Stepping out into the world as you, with all your quirks, opinions, and values, will always be the better bet to place. Even when you’re rejected and don’t fit in with a certain group, you’ll have learned more about yourself, about them, and that space faster than if you had entered in as some fake version of yourself designed only to be liked by others, but never truly known.
When I first started going to networking events, all I wanted to do was fit in. I felt so uncomfortable walking into a room full of “business professionals.” I thought the smart blazer, fresh manicure, and perfectly styled hair would give me that sense of belonging, but all it did was make me feel even less like myself. I left each one feeling drained and letting out a breath I didn’t know I’d been holding. How could I really belong if I’d abandoned myself long before stepping into those rooms?
I realized I had two choices in front of me: stop attending the events or start showing up as myself. The second was my preferred option, but I wasn’t convinced it was possible. I needed to test it, beginning in little ways. The nails were the first to go. Not one person made mention of it. Next was the blazer. It must have weighed a hundred pounds for how much freer I was without it.
Then I revealed a truth about myself I had been desperately hoping to keep hidden.
In an attempt at polite conversation, a kind woman seated next to me asked the question I dreaded most. “So what’s your alma mater?” Unbeknownst to her, she had just given me the most difficult challenge yet in my attempt to show up as fully myself.

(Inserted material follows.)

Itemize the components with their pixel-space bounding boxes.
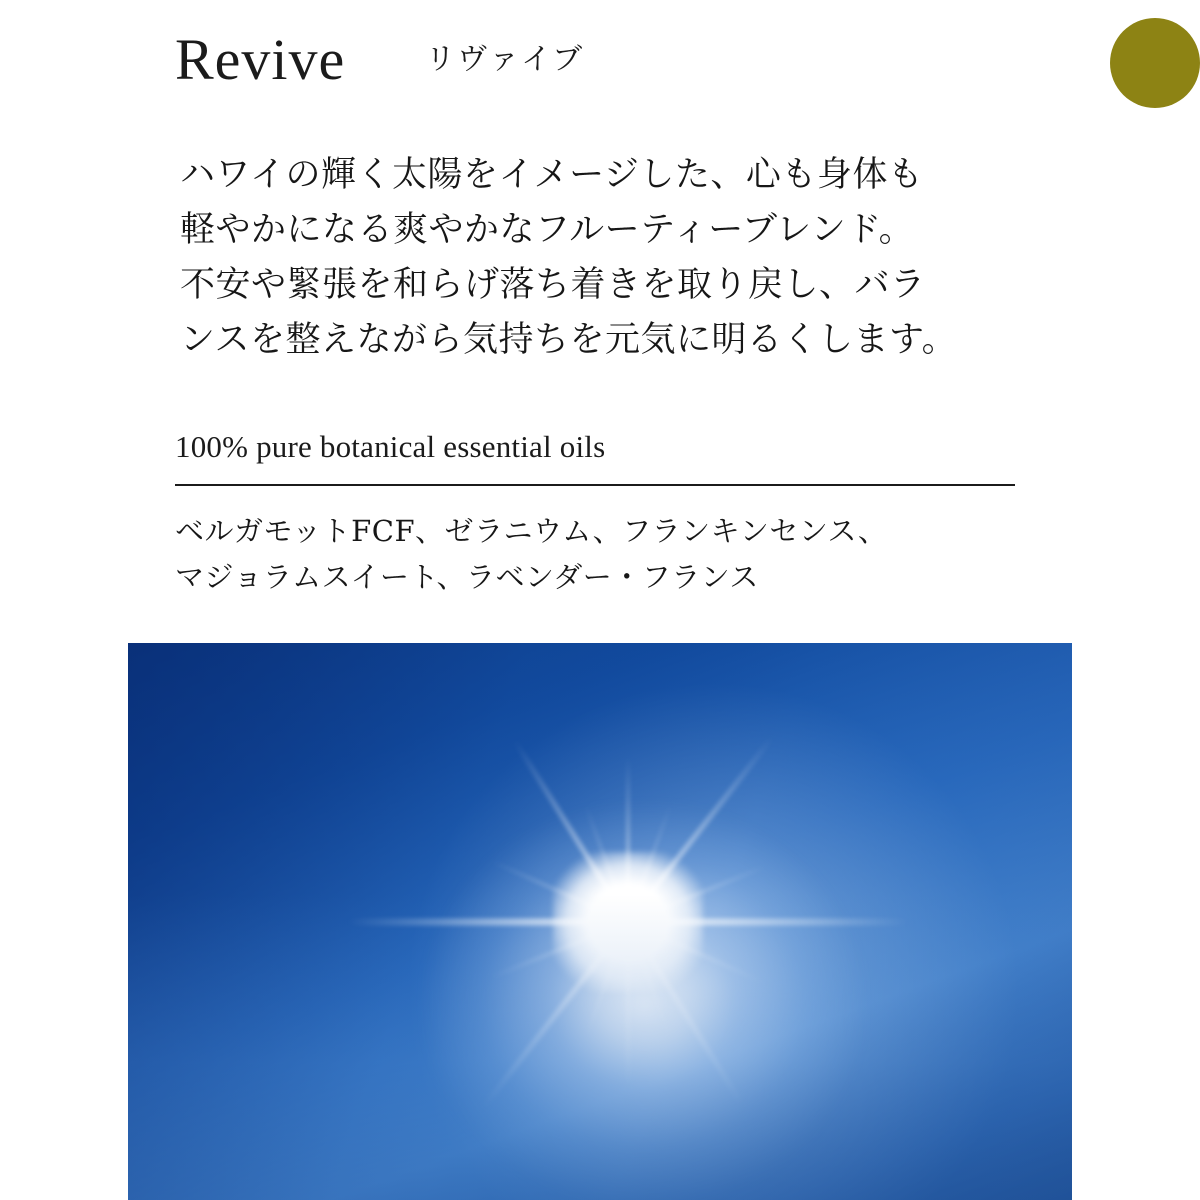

You see, I was a straight A student my entire life. A path to college was clear and I was ready. Until I got there. I wasn’t prepared for such a rapid adjustment and I had no clue what I wanted to do. Imagining all the debt I’d accumulate was the icing on the cake and I dropped out. There is no traditional alma mater for me and so I was faced with a dilemma:
Do I tell this kind woman a small white lie in order to protect a false image of myself? After all, I technically did go to WMU, but only for one semester. I have no degree with my name on it.
Or do I step a little bit more into myself and own my story?
I took a breath and chose the latter, “I actually didn’t go to college.”
To my surprise, she didn’t look at me in horror and promptly move far away from me. In fact she did the opposite, smiling and asking more questions about my journey. That one small risk to be more myself led to a deeper, richer conversation than I’d had all year. We went far beyond the surface level business chit chat to her sharing about her children and her hopes for them. I left that conversation feeling lighter and more committed to being myself.
The more barriers I cast aside with each new interaction, the more I was able to actually connect with the person across from me. People shared their passions with me, their fears, and how the day was actually going. We’ve developed relationships that go far beyond two suits talking at each other. There’s genuine care for each other as human beings. That is the basis of a real community making progress together.
The challenge to continually be and show up as myself remains as I learn and grow. Each day and experience presents me with the dilemma: do I conform to the mold or do I chart my own path? Each time it gets a bit easier to choose to be me because I know that more freedom awaits on the other side. Freedom that’s not just for me, but for everyone else too. And that is a risk I’m willing to take every single time.